Programming with sockets

Socket creation

The socket system call is used to create a socket:

   s = socket(domain, type, protocol);
This call requests that the system create a socket in the specified domain and of the specified type. If the protocol is left unspecified (a value of 0), the system will select an appropriate protocol from those that comprise the domain and that may be used to support the requested socket type. A descriptor (a small integer) that may be used in later system calls that operate on sockets is returned. The domain is specified as one of the manifest constants defined in the file sys/socket.h. For the UNIX domain the constant is AF_UNIX; for the Internet domain, it is either AF_INET or AF_INET6.

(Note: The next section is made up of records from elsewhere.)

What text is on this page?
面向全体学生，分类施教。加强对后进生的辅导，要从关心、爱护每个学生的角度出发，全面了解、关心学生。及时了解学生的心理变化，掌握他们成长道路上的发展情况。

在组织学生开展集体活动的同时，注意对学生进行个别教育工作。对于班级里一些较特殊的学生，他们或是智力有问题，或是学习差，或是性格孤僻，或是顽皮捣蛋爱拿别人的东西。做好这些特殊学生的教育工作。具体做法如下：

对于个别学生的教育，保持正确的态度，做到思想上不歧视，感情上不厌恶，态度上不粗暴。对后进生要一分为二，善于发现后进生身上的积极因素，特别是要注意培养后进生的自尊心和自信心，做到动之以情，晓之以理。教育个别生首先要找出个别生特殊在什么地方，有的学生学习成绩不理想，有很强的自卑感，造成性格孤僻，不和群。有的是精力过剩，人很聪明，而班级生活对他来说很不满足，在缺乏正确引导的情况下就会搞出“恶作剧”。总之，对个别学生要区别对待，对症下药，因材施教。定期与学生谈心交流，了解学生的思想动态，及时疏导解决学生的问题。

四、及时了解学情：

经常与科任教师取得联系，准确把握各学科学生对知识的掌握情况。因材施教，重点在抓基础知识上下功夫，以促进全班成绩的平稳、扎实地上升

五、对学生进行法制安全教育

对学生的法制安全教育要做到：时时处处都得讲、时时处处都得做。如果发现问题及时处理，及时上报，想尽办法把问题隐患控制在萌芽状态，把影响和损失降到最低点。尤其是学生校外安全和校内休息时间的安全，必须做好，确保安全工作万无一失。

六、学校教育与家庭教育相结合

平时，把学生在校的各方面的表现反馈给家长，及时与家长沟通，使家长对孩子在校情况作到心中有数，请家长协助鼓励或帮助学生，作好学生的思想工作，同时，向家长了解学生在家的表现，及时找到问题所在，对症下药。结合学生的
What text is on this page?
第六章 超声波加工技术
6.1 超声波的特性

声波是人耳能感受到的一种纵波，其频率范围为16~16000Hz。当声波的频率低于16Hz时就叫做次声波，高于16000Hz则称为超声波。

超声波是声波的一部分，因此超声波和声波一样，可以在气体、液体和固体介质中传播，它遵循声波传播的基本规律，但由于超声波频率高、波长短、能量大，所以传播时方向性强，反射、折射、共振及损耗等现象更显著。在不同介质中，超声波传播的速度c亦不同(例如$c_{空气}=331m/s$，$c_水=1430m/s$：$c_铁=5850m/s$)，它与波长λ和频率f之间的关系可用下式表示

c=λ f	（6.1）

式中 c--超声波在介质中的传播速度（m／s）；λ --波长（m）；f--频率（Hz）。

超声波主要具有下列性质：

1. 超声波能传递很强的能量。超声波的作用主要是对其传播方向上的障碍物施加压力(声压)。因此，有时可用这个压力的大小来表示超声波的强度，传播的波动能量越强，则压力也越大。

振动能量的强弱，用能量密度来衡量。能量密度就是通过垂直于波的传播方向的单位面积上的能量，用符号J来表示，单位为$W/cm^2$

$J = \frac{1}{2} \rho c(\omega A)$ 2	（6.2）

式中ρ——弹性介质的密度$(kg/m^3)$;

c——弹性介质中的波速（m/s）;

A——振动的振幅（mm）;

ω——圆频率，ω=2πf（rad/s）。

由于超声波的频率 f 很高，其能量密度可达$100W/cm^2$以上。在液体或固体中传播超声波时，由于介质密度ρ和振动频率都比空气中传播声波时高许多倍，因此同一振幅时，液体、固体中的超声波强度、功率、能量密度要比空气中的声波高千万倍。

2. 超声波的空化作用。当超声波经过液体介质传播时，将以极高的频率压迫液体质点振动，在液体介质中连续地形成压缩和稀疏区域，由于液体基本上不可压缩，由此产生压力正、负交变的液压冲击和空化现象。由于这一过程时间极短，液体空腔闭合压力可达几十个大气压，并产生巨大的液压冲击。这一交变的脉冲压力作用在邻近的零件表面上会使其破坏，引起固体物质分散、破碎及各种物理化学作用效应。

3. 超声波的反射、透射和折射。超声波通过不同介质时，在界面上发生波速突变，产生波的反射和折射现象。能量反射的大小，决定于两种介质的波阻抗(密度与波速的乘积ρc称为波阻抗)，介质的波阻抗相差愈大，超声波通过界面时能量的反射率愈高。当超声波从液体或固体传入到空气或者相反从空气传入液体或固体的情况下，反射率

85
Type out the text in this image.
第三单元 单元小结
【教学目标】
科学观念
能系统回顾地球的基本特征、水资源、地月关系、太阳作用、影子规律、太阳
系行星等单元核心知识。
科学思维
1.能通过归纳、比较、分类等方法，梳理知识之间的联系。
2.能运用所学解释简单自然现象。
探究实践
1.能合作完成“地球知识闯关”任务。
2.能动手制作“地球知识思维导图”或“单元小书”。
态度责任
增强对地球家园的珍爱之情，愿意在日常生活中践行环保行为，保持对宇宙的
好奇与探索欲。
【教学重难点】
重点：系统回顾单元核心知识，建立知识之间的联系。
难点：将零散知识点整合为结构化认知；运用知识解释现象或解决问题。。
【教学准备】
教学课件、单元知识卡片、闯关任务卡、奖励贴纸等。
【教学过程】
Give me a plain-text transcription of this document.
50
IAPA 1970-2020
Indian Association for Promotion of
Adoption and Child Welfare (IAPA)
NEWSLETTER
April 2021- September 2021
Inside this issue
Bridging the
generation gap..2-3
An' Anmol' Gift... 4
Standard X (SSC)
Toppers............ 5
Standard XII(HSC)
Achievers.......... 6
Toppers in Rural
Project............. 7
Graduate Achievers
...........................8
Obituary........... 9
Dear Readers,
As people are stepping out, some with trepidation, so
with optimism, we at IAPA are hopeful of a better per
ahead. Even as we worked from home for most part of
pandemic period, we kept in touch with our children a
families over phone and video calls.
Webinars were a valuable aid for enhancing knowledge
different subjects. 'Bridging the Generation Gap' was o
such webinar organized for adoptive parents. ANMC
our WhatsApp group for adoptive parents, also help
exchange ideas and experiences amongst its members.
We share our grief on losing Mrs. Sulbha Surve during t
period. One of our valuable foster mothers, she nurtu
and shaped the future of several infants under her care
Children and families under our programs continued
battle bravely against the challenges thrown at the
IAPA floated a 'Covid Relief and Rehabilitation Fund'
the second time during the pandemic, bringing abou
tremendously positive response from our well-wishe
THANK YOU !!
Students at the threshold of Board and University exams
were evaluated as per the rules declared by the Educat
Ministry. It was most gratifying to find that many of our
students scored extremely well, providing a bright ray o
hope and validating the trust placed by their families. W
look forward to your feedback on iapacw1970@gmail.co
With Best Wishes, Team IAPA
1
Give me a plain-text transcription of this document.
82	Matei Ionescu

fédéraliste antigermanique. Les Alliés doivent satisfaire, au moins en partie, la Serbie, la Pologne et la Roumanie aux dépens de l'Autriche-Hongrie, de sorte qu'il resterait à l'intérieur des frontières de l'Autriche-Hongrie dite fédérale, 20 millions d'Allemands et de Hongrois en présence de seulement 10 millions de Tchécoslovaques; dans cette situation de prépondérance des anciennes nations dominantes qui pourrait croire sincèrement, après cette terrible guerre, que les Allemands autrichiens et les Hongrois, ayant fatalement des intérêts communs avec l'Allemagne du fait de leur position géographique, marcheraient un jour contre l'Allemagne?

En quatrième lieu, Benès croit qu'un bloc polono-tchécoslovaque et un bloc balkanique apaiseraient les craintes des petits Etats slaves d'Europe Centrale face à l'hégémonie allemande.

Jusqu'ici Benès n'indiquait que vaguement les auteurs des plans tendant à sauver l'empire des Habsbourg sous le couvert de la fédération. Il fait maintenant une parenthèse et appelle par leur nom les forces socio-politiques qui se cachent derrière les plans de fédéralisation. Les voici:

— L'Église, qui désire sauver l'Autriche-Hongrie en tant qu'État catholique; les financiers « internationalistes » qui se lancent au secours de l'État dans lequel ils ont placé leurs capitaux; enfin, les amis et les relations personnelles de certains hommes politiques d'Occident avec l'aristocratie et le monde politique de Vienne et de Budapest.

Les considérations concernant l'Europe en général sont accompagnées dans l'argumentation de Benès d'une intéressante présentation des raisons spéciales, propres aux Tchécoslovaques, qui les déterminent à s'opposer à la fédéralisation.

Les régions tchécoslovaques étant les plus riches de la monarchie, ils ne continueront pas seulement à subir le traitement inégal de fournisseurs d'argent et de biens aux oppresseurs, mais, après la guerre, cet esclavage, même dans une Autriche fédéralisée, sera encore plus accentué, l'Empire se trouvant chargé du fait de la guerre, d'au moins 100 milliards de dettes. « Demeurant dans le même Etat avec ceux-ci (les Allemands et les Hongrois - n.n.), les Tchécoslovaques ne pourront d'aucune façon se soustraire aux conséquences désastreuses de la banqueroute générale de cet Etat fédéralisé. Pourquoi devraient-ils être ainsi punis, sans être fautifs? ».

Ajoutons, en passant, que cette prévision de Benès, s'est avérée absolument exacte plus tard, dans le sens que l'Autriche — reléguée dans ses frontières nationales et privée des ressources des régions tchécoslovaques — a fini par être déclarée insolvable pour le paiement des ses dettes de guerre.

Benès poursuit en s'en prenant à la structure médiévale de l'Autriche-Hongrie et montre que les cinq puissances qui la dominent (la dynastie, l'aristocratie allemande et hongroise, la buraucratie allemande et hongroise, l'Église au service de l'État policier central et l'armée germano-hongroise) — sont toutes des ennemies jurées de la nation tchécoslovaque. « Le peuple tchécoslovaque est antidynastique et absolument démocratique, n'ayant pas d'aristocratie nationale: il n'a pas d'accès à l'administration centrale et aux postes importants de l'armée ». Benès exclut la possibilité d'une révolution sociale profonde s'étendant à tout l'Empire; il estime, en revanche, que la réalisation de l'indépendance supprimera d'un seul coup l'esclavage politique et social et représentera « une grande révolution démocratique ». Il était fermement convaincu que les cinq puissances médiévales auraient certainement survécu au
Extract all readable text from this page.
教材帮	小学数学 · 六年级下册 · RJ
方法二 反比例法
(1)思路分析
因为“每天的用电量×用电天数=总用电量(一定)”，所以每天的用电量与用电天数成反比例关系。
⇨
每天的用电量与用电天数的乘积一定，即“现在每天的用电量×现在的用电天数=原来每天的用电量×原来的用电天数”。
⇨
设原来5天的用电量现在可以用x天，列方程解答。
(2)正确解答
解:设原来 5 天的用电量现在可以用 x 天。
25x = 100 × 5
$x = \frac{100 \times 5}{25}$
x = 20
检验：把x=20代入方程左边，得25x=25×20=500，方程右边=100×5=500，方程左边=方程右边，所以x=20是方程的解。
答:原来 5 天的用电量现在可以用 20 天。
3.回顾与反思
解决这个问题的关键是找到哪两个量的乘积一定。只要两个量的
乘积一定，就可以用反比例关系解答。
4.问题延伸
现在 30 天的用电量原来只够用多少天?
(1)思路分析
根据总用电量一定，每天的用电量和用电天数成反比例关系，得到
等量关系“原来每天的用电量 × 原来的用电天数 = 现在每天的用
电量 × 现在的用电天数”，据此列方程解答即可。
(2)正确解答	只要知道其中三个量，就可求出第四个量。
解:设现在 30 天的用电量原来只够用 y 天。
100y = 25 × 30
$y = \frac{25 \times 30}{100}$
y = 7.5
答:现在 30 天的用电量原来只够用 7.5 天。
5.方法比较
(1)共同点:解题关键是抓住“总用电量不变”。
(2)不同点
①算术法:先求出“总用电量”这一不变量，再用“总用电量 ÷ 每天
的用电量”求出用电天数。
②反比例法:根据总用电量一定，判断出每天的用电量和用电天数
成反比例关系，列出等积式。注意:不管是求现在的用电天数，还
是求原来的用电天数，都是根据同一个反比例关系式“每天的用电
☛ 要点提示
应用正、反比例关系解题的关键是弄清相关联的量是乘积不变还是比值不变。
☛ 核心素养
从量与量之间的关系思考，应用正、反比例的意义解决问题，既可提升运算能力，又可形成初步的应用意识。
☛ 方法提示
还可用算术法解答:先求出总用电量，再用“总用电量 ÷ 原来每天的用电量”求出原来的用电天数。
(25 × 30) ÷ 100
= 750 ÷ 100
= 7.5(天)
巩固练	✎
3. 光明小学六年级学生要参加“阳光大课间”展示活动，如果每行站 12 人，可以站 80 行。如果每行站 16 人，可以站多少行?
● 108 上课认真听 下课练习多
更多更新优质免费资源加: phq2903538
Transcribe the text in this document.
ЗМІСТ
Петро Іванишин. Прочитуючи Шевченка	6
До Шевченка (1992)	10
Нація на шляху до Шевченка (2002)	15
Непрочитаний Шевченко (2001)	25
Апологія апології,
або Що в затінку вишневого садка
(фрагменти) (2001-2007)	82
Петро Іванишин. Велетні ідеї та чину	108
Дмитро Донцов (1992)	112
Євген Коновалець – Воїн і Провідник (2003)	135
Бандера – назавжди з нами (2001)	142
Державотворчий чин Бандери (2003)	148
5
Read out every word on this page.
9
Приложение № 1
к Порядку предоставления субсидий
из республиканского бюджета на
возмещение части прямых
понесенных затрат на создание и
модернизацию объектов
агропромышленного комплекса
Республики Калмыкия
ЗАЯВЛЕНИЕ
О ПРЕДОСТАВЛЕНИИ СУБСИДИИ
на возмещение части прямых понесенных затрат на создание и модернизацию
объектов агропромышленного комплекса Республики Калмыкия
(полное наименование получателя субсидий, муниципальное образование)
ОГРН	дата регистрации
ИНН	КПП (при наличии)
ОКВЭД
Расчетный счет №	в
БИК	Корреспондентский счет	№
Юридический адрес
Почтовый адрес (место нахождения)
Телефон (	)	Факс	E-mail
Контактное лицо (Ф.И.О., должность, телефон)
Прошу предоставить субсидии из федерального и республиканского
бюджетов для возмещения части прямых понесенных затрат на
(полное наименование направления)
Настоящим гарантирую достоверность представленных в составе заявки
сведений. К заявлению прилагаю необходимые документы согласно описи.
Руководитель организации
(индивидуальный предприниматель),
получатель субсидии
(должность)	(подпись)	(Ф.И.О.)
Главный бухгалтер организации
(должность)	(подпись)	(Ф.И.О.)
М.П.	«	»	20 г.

NOTE: The constants named AF_whatever show the address format to use in interpreting names.

The socket types are also defined in sys/socket.h and one of SOCK_STREAM, SOCK_DGRAM, or SOCK_RAW must be specified. To create a stream socket in the Internet domain the following call might be used:

   s = socket(AF_INET, SOCK_STREAM, 0);
This call would result in a stream socket being created with the TCP protocol providing the underlying communication support. To create a datagram socket for on-machine use the call might be:
   s = socket(AF_UNIX, SOCK_DGRAM, 0);
The default protocol (used when the protocol argument to the socket call is 0) should be correct for most situations. However, it is possible to specify a protocol other than the default; this will be covered in ``Advanced topics''.

A socket call may fail for several reasons. Aside from the rare occurrence of lack of memory (ENOBUFS), a socket request may fail because the request is for an unknown protocol (EPROTONOSUPPORT), or because the request is for a type of socket for which there is no supporting protocol (EPROTOTYPE).